Disclaimer: I know this thing is based on a true story, but I will not base my review on how perfectly accurate to the real situation it may or may not be, but I will instead judge it as a show… which it is. Disclaimer over.
Ladies, gents, and non-binaries… “Black Bird”.
After getting sent to prison to serve a ten year sentence, drug dealer Jimmy Keene (Taron Egerton) makes a deal with the FBI to befriend a suspected serial killer (Paul Walter Hauser) in order to hopefully get information on the locations of the victims. And so we follow Jimmy taking a dive into murky water as he works to befriend the suspect, along with trying to stay alive within the prison system. All the while a detective (Greg Kinnear) tries to solve the case on the outside. “Black Bird” is a slow burn drama, a believably gritty and unsettling descent into darkness, exploring the depths of human depravity and what that can do to seemingly normal people who get drawn into it. It’s a compelling six episode run, a little too slow in moments, but for the most part it’s well paced and quite riveting and got so deep in the murky waters that it made me feel like I needed to scrub myself off on multiple occasions.

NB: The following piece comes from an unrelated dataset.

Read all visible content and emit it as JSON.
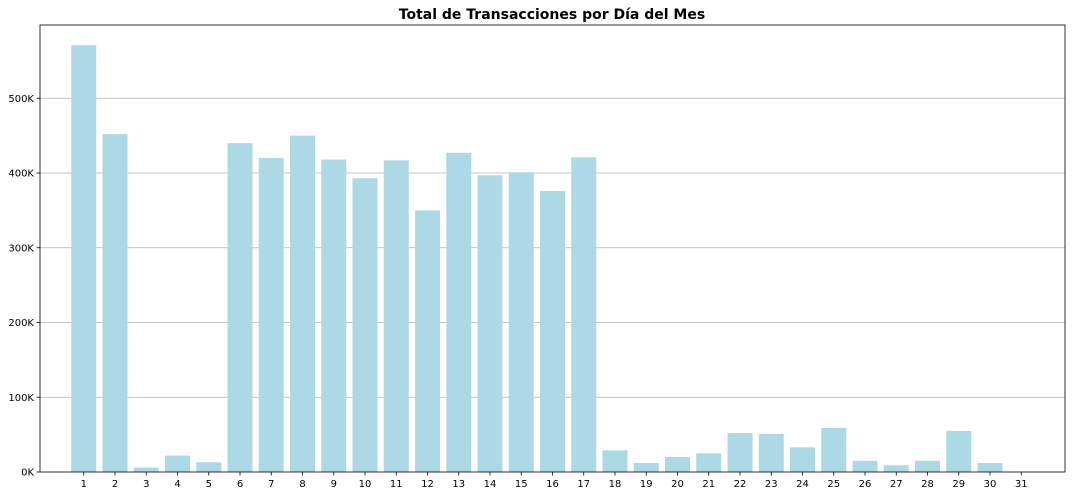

It’s dark, it’s nuanced, it’s haunting, it’s a great story.
The characters in this are all quite interesting, believably flawed and written with enough layers to make them feel real. Taron Egerton plays Jimmy Keene, a cocky, womanizing drug dealer who has to eat a bit of humble pie when he’s arrested. I like having him as a protagonist because he’s a charming asshat, a twat that has enough charisma to keep me from totally hating him. It makes for some compelling drama, as he is a bit unlikable at times. And Egerton is great in the role, especially in the last two episodes where he truly gets to flex his chops. Next is Paul Walter Hauser as Larry Hall, a seemingly timid, kind of odd man who’s the suspect that Jimmy has to befriend. He’s a really fascinating character in ways that are hard to explain without giving away things, but they do some really interesting stuff with his development and I always found engaging. And Hauser is great in the role. The rest of the cast is great too, containing people like Ray Liotta (R.I.P), Greg Kinnear, Sepideh Moafi, Robert Wisdom, Tony Amendola, Robyn Malcolm, and more.

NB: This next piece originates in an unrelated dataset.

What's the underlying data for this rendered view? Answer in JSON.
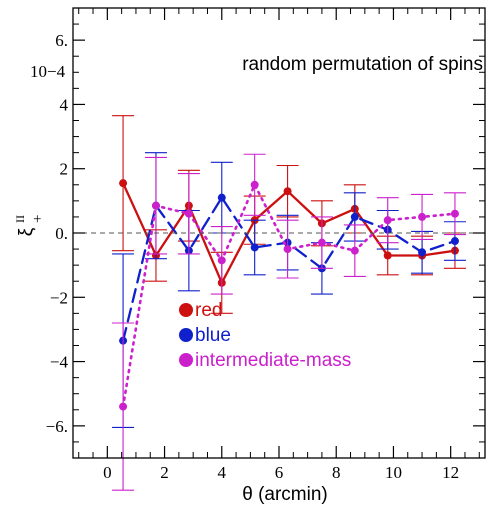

The score for the show was composed by ambient rock band Mogwai, and hoooooo I loved what they did here. Utilizing some piano, synths, and guitars, they create this unsettling and emotionally rich atmosphere that really added so much to the show, along with being pure ear candy. There are also a handful of licensed songs used throughout and I think they work quite well in their respective scenes.
Based on a book by James Keene and Hillel Levin called “In With the Devil”, “Black Bird” was developed for Apple TV+ by Dennis Lehane (my favorite author), with writing by him and a few others, and directing divided between Michaël Roskam, Joe Chappelle, and Jim McKay. I really dug the way this was crafted, giving the show a grimy, borderline claustrophobic feel, even in scenes set outside of the prison. The crew somehow find ways of making sure no scenes ever really feels safe, bringing an oppressive atmosphere that really brought me into the darkness in a really eerie and strong way.
This show has been well received. On Rotten Tomatoes it has a 97% positive rating and a “Fresh” certification. On Metacritic it has a score of 80/100. And on imdb.com it has a score of 8.1/10.
“Black Bird” is an unsettling, really compelling drama series that I can highly recommend. It has a great story, great characters, fantastic performances, great music, and great directing. Time for my final score. *Ahem*. My final score for “Black Bird” is a 9.56/10. Which means it gets a “SEAL OF APPROVAL!”.
My review of “Black Bird” is now completed.